Millennials’ Late Homeownership, Increased Migration Impact Insurance Carriers
Seemingly little things can have big consequences. For the insurance industry, said TransUnion, Chicago, the delay in Millennial homeownership has had ripple effects that insurance providers are feeling now.
TransUnion said 15 years following the onset of the Great Recession, impacts are still being felt on homeownership and insurance usage in the U.S. Its study found Millennials and youngest Gen X experienced significant delays in homeownership due to the Great Recession. In addition, out-of-state migration patterns—partially driven by the COVID-19 pandemic—pose risks to insurance providers’ books of business.
“Millennials and even parts of Gen Z are coming to the housing market for the first time later in life,” said Mark McElroy, executive vice president and head of TransUnion’s insurance business. “They’re taking a different approach to engaging with their insurance providers and expecting services and counsel beyond basic coverage of their homes.”

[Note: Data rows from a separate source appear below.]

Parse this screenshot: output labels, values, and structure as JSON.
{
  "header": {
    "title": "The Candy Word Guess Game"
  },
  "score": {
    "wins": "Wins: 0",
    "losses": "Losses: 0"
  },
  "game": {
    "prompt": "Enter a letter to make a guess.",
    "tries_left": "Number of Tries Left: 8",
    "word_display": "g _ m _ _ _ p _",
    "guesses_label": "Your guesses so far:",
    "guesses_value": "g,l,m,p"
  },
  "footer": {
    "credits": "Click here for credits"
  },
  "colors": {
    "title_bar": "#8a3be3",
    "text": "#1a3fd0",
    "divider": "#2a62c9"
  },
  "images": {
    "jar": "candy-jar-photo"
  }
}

TransUnion said those gaps are finally beginning to narrow as Millennials now drive the majority of first-time home purchases, accounting for more than half of purchase originations by the end of 2021. But as these cohorts reach typical adulthood milestones, many think differently than previous generations about how they utilize and engage with insurance providers.
For example, the data analysis found these groups expect digital shopping experiences as they compare policies and prices. However, their primary channel for direct communication at purchase and claims is a phone conversation.
In addition, a TransUnion consumer survey of how and why consumers want to engage with their insurers found responses differed by generation. For example, Baby Boomers indicated they prefer not to hear from their insurer unless they reach out first, while Gen X is interested in upcoming weather events impacting their area. Millennials are looking for auto and home safety tips and maintenance reminders or evolving coverage needs, while Gen Z is looking for data about how they are driving through telematics.
“We’re seeing that consumers have come to expect quite a lot from their insurance carriers beyond the basic coverage for damages and losses,” said Michelle Jackson, senior director of TransUnion’s personal property and casualty insurance business. “Increasingly, people want them to serve as trusted advisors and partners who can help avoid losses in the first place.”
Among other generational differences were changes to migration patterns. Gen Z and Millennials are currently moving at higher rates than members of Gen X and Baby Boomers. However, comparing the migration behaviors of Millennials with those of Gen Xers when they were the same age, revealed significant differences. Specifically, nearly 4% of Millennials aged 25-40 are moving out of state, whereas only 1% of Gen X did so at the same age.
This trend was driven partially by people leaving large cities during the pandemic but also, more broadly, by a desire for a more affordable cost of living. Regardless of the reasons, this has implications for insurers who may be at risk losing customers who move out of state. Conversely, it may also present challenges to consumers, as many of them are moving to southern regions that are more prone to severe weather, making it difficult to attain new policies that offer sufficient coverage at an affordable price.
“While more Gen Zers and Millennials might move out of state, they are also actively seeking counsel about these kinds of decisions,” Jackson said. “Insurance providers can leverage data to identify those most likely to leave and offer guidance about some of the unexpected impacts of those changes. Those who view themselves as less of a commodity and more of a consultant will be better positioned to win and retain business.”